1. The spiral balloon forming die is characterized by comprising a core body and a heating sleeve, wherein the outer surface of the core body comprises a first convex body, and the inner surface of the heating sleeve comprises a first concave body; the shape of the first convex body is matched with the shape of the first concave body; the shape matching mode of the first convex body and the first concave body comprises thread shape matching and gear shape matching; the first concave body comprises a heating hole, and the heating hole and the first concave body are in the same spiral direction.

2. The helical balloon molding die of claim 1 wherein said first male body has an outer helical configuration and said first female body has an inner helical configuration.

3. A spiral balloon molding die as claimed in claim 2 wherein the outer spiral structure, the inner spiral structure, the core and the heating jacket are coaxial.
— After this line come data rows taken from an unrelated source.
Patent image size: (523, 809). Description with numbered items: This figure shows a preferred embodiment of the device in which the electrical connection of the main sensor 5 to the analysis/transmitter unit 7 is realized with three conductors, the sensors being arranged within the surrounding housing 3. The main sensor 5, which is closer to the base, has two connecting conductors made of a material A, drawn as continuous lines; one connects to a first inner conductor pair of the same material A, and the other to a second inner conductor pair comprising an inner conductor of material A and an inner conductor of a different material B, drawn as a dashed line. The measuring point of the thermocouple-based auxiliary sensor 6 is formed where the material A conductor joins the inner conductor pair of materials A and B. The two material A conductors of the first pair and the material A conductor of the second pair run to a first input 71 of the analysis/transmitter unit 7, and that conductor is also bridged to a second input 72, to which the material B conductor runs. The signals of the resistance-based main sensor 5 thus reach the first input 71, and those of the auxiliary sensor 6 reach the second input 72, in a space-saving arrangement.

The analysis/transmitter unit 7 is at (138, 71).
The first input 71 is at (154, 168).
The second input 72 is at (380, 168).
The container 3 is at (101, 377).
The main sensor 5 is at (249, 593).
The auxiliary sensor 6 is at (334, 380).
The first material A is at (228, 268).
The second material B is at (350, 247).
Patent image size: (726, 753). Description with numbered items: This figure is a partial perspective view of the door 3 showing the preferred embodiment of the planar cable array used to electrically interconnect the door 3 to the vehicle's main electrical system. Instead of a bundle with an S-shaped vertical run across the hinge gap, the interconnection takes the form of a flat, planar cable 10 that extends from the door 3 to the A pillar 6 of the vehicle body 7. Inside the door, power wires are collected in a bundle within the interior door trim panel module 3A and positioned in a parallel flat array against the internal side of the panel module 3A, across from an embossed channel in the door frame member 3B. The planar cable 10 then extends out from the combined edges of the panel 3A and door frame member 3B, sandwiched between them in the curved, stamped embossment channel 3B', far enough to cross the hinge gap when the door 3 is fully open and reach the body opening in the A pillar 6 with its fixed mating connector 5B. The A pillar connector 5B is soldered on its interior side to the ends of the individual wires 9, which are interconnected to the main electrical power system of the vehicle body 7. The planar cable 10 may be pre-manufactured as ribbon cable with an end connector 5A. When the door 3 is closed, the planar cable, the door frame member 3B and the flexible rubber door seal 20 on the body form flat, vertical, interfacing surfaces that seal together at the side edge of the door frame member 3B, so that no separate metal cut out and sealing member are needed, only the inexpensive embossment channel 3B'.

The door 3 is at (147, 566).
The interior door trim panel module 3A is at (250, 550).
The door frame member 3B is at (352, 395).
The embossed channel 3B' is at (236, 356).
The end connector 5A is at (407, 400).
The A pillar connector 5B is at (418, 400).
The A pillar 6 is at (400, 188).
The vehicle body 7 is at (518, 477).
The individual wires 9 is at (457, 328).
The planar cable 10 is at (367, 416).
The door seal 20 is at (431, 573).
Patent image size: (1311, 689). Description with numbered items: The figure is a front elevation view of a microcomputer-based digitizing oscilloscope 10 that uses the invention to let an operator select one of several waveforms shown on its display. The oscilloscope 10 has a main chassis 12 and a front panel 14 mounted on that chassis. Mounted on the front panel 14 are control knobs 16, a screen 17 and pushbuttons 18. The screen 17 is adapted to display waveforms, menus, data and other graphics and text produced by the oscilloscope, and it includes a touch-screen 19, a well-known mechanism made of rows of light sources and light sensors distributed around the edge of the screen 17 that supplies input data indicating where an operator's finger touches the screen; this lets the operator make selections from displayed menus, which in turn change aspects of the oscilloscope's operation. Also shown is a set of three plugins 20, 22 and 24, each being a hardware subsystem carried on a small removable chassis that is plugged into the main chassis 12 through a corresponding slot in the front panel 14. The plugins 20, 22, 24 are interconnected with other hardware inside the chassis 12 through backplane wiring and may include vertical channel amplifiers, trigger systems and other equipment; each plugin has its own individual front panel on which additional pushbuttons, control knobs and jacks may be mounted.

4. A helical balloon forming mold as claimed in claim 3 wherein the outer helical structural material is selected to comprise a metallic material.

5. The helical balloon molding die of claim 3 wherein the internal helical structural material selection comprises a metallic material.

6. The helical balloon molding die of claim 1 wherein the heating jacket outer surface is cylindrical.

7. The spiral balloon molding die of claim 1, wherein the heating jacket is detachable in a heating hole direction of the heating jacket.

8. The helical balloon molding die of claim 1 wherein at least one of said first convex body and said first concave body is provided with a thermal sensor axially along said core.

9. The spiral balloon forming mold according to claim 1, wherein the material of the heating wire of the heating hole of the heating sheath comprises copper wire.